Saturday, July 12, 2014

Some Thoughts

there is a natural order to things. A way society tells us things have to be. Like recently. movies and tv shows have demonstrated that kids are the ones in control. I'll give you that when a baby first comes into the world, yes, they are the ones in control. They need to eat, and a caregiver must give them everything. But now society shows that kids and teens can just talk to their parents amy way they want, leave whenever they want and have numerous fun things to do at most given moments, not to mention the fact that the long boring moments of a life are montaged to appear fun. Its a lie, I don't think i have the moral compass that others do because I understand the logic behind it. It still bugs the crap out of me, but I get it. They do it because it works.

I've just finished the lifetime movie To Be Fat Like Me. I hate those types of movies that make me feel like I'm not doing anything. It was a great movie, a great message, but they're sending it to an 18 year old girl that hasn't accomplished what so many others have.

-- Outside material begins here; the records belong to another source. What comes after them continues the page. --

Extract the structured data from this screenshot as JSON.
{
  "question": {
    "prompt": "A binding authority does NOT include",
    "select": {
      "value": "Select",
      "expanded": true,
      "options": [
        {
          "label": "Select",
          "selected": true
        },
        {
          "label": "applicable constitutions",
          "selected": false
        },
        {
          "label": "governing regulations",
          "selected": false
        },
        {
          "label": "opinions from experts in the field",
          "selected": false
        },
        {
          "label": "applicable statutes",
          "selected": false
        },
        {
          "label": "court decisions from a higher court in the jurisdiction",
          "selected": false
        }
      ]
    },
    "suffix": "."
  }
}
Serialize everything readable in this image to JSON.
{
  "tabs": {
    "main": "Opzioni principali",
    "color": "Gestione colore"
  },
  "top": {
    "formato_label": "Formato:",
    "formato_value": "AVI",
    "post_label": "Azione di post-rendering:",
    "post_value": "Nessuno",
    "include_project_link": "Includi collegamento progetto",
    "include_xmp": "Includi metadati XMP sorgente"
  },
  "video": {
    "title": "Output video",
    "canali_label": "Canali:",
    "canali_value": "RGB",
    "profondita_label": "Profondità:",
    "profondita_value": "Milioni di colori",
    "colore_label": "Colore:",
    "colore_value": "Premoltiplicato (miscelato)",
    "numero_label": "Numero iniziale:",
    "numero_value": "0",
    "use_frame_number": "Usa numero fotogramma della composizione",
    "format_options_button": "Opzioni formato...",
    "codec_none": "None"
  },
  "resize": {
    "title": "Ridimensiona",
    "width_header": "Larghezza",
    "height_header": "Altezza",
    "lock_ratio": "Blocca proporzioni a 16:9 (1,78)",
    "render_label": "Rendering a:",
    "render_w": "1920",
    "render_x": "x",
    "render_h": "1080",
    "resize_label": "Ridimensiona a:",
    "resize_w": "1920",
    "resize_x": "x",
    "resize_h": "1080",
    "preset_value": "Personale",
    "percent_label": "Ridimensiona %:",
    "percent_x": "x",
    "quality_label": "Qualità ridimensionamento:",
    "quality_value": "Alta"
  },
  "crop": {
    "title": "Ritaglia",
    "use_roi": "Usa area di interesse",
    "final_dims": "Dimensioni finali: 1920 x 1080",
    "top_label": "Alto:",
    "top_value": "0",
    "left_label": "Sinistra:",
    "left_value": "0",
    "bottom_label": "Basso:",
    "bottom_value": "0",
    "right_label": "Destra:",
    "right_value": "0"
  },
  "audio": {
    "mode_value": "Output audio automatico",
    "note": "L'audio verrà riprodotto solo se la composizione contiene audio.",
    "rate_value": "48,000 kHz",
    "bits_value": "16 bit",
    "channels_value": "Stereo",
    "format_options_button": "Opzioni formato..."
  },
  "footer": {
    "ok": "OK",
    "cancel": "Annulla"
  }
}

There are my dreams of being a best selling author, of being thin, a mom, a girlfriend and eventually a wife. I try to tell myself to give it time. Well the mom thing definitely needs time, that's not happening yet. But do the rest really need time? Christopher Paolini published Eragon at 19. That's less than 6 months away. And the girlfriend thing, I've never really said yes. I have had several offers, but never made it happen. It seems that I always like the guy that just isn't ready. The wife thing is obviously waiting too. However the thin thing, its a conundrum. Do I want to be thin because I think that people will like me more because of it? I've been called cute and beautiful by so many people, most of them my parent's friends, but still. If they didn't see something, they wouldn't have said something. Do I want to be thin to wear the cutest clothes? Because I owe it to God, with being born small and the stretch marks that appear on my body, signs that I shouldn't be my size?